Мне стало казаться, что я кружусь на карусели — до того стремительно мелькали вокруг ободранные эстрады и смрадные вокзалы, какие-то деревеньки и городишки, лица, улыбки и ухмылки, в ушах немолчным звоном звенели обрывки песен и блатных мотивчиков, имен и названий, комплиментов и матерщины, все смешалось в какую-то чудовищную кашу, и я с чувством сладостного освобождения полетел в бездну. Очнувшись, я обнаружил себя совершенно истерзанным в незнакомом городке с прощальной запиской Ники в руках. Ничего не поняв, я кинулся ее искать, разумеется, безуспешно. Вне себя от горя и страха я пытался повеситься, но во исполнение известных законов фарса веревка оборвалась, и я прекомично рухнул, разбив себе колени. Месяца два проплутал я в сумерках депрессии, не помня ни себя, ни жизни и, в конце концов, оказался в первопрестольной, где начал потихоньку приходить в себя. Со временем жизнь вошла в положенное русло. Я устроился в дорожный трест, в рабочую бригаду — укладывал асфальт на московских мостовых, и так весело было от этой шумной грохочущей и лязгающей работы, от горячего асфальта, от белозубых улыбок чумазых работяг, от яркого солнца над высокими домами, что постепенно прошлое стало если не забываться, то прятаться в самые дальние уголки памяти. Потом перешел работать на каток — утюжил клубящийся асфальт огромным сияющим стальным цилиндром, целый день медленно плавал на своем катке по мостовой: назад-вперед, назад-вперед, и снова назад, и снова вперед. По вечерам, после работы много читал, возвращаясь в свою юность, перечитывал давно читанное, искал в журналах свежее, глотал дореволюционные подшивки «Нивы», с нетерпением ждал новые номера «Лефа» и «Красной нови»… Скоро мне захотелось учиться и я как-то с лёта, легко сдал вступительные экзамены и поступил в Автодорожный институт. Учился с удовольствием; не пренебрегал и маленькими радостями студенческой жизни — веселыми попойками, сговорчивыми подружками, воскресными загородными пикниками. Однако был у меня и разумный досуг — вместе с друзьями ходил на политические диспуты, на литературные вечера, на агитспектакли, с удовольствием посещал научные лекции.
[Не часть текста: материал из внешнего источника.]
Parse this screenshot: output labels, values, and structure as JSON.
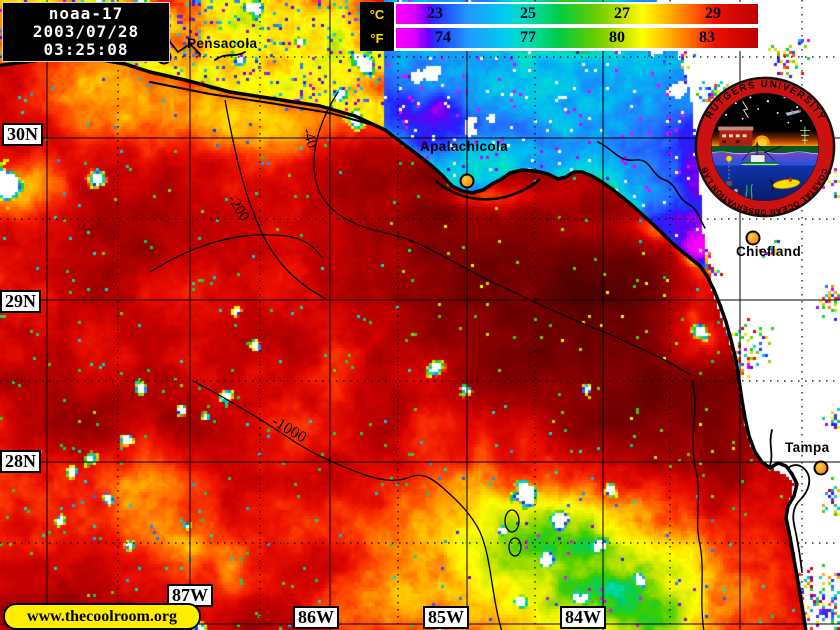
{
  "header": {
    "satellite": "noaa-17",
    "date": "2003/07/28",
    "time": "03:25:08"
  },
  "colorbar": {
    "celsius_label": "°C",
    "fahrenheit_label": "°F",
    "celsius_ticks": [
      "23",
      "25",
      "27",
      "29"
    ],
    "fahrenheit_ticks": [
      "74",
      "77",
      "80",
      "83"
    ],
    "gradient": [
      "#ff00ff",
      "#6600ff",
      "#2233ff",
      "#2299ff",
      "#00ccee",
      "#00ddbb",
      "#00cc44",
      "#66cc00",
      "#bbdd00",
      "#ffff00",
      "#ffaa00",
      "#ff5500",
      "#ee1100",
      "#bb0000"
    ],
    "range_celsius": [
      22,
      30
    ]
  },
  "map": {
    "colors": {
      "warmest_water": "#5c0000",
      "warm_water": "#cc0000",
      "cool_water": "#2266ff",
      "cloud": "#ffffff",
      "land": "#ffffff",
      "marker": "#ff7700",
      "banner_bg": "#ffee00"
    }
  },
  "cities": [
    {
      "name": "Pensacola"
    },
    {
      "name": "Apalachicola"
    },
    {
      "name": "Chiefland"
    },
    {
      "name": "Tampa"
    }
  ],
  "grid": {
    "lat": [
      {
        "label": "30N"
      },
      {
        "label": "29N"
      },
      {
        "label": "28N"
      }
    ],
    "lon": [
      {
        "label": "87W"
      },
      {
        "label": "86W"
      },
      {
        "label": "85W"
      },
      {
        "label": "84W"
      }
    ]
  },
  "contours": [
    {
      "label": "-40"
    },
    {
      "label": "-200"
    },
    {
      "label": "-1000"
    }
  ],
  "banner": {
    "text": "www.thecoolroom.org"
  },
  "logo": {
    "top_text": "RUTGERS UNIVERSITY",
    "bottom_text": "COASTAL OCEAN OBSERVATION LAB"
  }
}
Как-то друзья зазвали меня на рапповский вечер памяти Есенина. Атмосфера в зале была скорбная, слишком хорошо еще помнили все уход поэта. На сцену выходили поочередно Кирсанов, Уткин, Жаров, читали стихи. Тон стихов был сочувственный, поэта жалели и оправдывали. Молчанов пропел речитативом: «Тот, кто устал, у тихой речки имеет право отдохнуть…». Долго читал Безыменский — тоненьким писклявым голоском; закончив, вдруг вытянул шею, словно собирался прыгнуть в зал, крикнул: «Володя!». Я почему-то подумал, что это мне, но Безыменский смотрел чуть в бок, все глянули в ту сторону; поднялся Маяковский, публика зааплодировала. Маяковский сказал: «Вечер рапповский, я — зритель». Безыменский возразил: «Вечер — мемориальный. Неужели ЛЕФ против?». «ЛЕФ» был не против, Маяковский поднялся на сцену и прочитал «На смерть Есенина». Все замерли, а когда поэт произнес последние слова, зал загрохотал резко, яро, восторженно. Крики «Браво!», «Правильно!», «Молодец!» пытались продраться сквозь аплодисменты. Я со смятенной душой вскочил с места. Вот это по-нашему, по-большевистски! Сейчас не время для соплей! «Тот, кто устал у тихой речки имеет право отдохнуть» — это не для нас, не для тех, кто бежал в атаку по скрюченным трупам с вывороченными ртами и вместо «ура» орал матерные проклятия. Помереть-то действительно в этой жизни не трудно, столько врагов кругом, столько опасностей, столько скрытой, тщательно маскируемой злобы, а вот «сделать жизнь» и впрямь значительно трудней!